PORTLAND, Ore. Advances in the design and fabrication of semiconductors were unveiled here this week at the International Symposium on Physical Design (ISPD, April 13-16, 2008, Portland, Ore.). As the premier forum for sharing leading-edge results in chip-design methodologies, the ISPD also identifies future research trends years before they become commercialized. This year, topics ranged from the need for collaboration among chip makers at the 32-nanometer node, how logic-synthesis is solving problems with physical-synthesis, how radio-frequency interconnection strategies could enhance standard CMOS, to how the Taiwanese beat both the U.S. and Europeans in the ISPD Global Routing Contest.
The keynote address was given by Antun Domic, senior vice president and general manager at Synopsys Inc. (Mountain View, Calif.) According to Domic, all the major semiconductor makers--except Intel--need collaborative help to be successful in manufacturing at the 32-nanometer node.
"I'm not saying that Texas Instruments or NXP or the others will have to go fabless. What I'm saying is that instead of doing 32-nanometer themselves, they will need to share that process development with others, and then transfer the finished process to their own fabs. Of course, I don't think Intel needs help, but the IBM-led consortium [with Samsung Electronics, Infineon Technologies, ST Microelectronics, Chartered Semiconductor, Freescale, and Toshiba] is an example of what every semiconductor maker, except Intel, needs to do to get to the 32-nanometer node," said Domic.

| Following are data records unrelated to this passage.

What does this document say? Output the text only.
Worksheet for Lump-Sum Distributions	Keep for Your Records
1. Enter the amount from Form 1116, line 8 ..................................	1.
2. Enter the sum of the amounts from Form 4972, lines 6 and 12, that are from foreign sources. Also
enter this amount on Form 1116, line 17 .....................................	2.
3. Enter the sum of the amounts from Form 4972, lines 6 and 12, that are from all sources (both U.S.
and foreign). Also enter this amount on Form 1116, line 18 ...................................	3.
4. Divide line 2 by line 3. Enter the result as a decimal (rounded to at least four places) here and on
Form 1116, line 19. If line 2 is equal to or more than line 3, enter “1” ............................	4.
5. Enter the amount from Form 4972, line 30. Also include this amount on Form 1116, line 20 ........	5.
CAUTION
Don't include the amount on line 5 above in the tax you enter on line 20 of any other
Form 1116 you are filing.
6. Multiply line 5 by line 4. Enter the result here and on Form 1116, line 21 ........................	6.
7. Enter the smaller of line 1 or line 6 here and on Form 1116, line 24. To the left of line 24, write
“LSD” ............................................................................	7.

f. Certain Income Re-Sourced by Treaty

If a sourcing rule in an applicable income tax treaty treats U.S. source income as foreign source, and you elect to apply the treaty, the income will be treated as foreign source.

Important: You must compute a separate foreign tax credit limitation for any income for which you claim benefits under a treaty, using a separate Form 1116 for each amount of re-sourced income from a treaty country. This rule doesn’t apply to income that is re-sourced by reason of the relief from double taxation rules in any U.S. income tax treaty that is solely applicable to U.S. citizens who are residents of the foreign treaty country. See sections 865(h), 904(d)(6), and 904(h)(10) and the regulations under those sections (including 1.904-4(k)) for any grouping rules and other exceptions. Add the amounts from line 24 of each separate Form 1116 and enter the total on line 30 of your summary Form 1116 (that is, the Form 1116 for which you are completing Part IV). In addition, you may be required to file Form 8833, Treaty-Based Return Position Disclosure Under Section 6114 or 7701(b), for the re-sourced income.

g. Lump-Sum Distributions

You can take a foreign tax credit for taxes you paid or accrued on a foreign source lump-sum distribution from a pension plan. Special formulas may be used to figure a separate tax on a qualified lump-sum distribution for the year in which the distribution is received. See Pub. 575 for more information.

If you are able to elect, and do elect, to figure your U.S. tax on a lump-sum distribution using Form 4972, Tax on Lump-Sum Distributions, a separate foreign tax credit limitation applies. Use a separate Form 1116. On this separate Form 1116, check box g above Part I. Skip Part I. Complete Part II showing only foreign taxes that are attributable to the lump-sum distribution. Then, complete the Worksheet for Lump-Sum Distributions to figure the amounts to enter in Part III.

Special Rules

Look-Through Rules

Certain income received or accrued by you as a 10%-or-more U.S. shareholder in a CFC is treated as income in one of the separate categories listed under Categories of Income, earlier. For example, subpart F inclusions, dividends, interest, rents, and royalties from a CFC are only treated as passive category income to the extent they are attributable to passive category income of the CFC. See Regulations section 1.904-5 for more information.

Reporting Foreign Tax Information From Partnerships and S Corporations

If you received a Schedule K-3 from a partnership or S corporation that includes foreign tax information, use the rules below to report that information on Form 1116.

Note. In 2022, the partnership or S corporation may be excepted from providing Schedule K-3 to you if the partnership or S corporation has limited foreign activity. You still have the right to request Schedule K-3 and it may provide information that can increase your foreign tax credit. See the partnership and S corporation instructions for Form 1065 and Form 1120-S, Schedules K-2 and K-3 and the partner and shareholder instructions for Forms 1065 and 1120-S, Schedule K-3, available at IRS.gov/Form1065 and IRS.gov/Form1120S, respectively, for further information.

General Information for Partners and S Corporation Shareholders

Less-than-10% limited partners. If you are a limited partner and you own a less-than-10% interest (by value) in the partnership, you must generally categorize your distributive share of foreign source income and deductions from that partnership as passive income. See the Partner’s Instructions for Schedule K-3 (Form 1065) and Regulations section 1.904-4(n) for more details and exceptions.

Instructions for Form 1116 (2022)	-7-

Apparently verifying Domic's prediction, IBM and its partners recently claimed their jointly developed 32-nanometer process will use high-k dielectrics to trump the rest of the industry in speed and power consumption.
Of course, not all predictions made at ISPD have come to pass. In fact Domic begged to differ with past-ISPD keynote speaker, Magma Design Automation chief executive officer Rajeev Madhavan, who predicted "The Death of Logic Synthesis" in his 2005 address. Madhavan's point was that the preliminary circuits cast by logic synthesis could not accurately simulate the problems that would have to be faced when the circuit was physically implemented during the physical-design step, thus the solution to more and more problems were being delayed until physical design. If that trend continued, Madhavan argued, logic synthesis would eventually disappear into physical design. But, according to Domic, just the opposite has happened.
"What we are seeing today is a revival of logic synthesis," said Domic. "Physical synthesis is not just place-and-route anymore, but is being used together with logic synthesis. The two are becoming interleaved, along with design-for-manufacturability issues, giving designers more leverage."
The "Best Paper" award seemed to confirm Domic's thesis, by rewarding University of Michigan professors Igor Markov and Valeria Bertacco for their work on interleaving logic- and physical-synthesis. Markov and Bertacco showed how to use functional simulation and logic restructuring in a way that improves delay times without iterative design optimizations.
"Today, poor scaling in interconnects often necessitates many design optimizations to meet performance specifications due to the difficulty of estimating delays," said Markov. "Our solution to this problem is to identify interconnects amenable to optimization through logic restructuring and to use an algorithm to show which placed subcircuits hold the greatest promise for interconnect reduction."